Sunday, December 26, 2010

Toni Morrison's Sula

     If I could chose any one author to sit down with and have a little chat, Toni Morrison would be at the top of my list. I read this gem in one day. Sula is heavy, rich, and lighthearted all at once. The effect is intoxicating, just as strong as the spirits Shadrack drinks by pint.
    Sula is about the broken families and the broken women that make up the community of the Bottom, a section in a small town named Medallion. Morrison is capable of writing about race in a manner that is attentive, but not tedious in any way. Mostly though, this novel is about friendship and the bonds formed between women. It follows Sula and Nela, two girls who grew up together but eventually take separate paths-- one conventional and one eccentric. Two guesses who takes the eccentric path. Sula is a testament to energy, courage, and having a mine of one's own.

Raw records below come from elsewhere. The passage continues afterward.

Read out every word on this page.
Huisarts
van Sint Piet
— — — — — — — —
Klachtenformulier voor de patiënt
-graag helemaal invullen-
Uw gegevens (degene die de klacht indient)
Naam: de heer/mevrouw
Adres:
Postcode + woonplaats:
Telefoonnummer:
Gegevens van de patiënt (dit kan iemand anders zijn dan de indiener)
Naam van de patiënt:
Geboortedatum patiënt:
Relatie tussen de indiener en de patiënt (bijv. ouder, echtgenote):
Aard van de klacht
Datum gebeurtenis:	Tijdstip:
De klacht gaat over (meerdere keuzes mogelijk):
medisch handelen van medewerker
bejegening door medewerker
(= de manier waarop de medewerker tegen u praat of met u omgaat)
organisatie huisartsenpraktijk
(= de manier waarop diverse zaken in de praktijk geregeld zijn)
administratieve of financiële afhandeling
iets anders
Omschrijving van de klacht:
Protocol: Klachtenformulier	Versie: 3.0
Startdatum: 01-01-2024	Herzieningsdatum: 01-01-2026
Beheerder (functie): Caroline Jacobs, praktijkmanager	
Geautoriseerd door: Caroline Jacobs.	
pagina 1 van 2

   On another level, the novel is about good and evil and questioning our conceptions of what is immoral as opposed to natural inclinations coined as evil. Of course Sula and Nel symbolize this dichotomy, with Shadrack as the perfect blend of both good and evil. Nel embodies and internalizes societal expectations while Sula debunks and subverts them. Shadrack on the other hand, who suffers from PTSD, is referred to as evil, when he is really misunderstood by those who surround him. He drinks and swears and yells at small children, but he is harmless. Ultimately, Morrison communicates that deciding what is good and evil boils down to human intent.
     I will probably pick this novel up again next year. It's haunting and acerbic. It left me speechless and aching.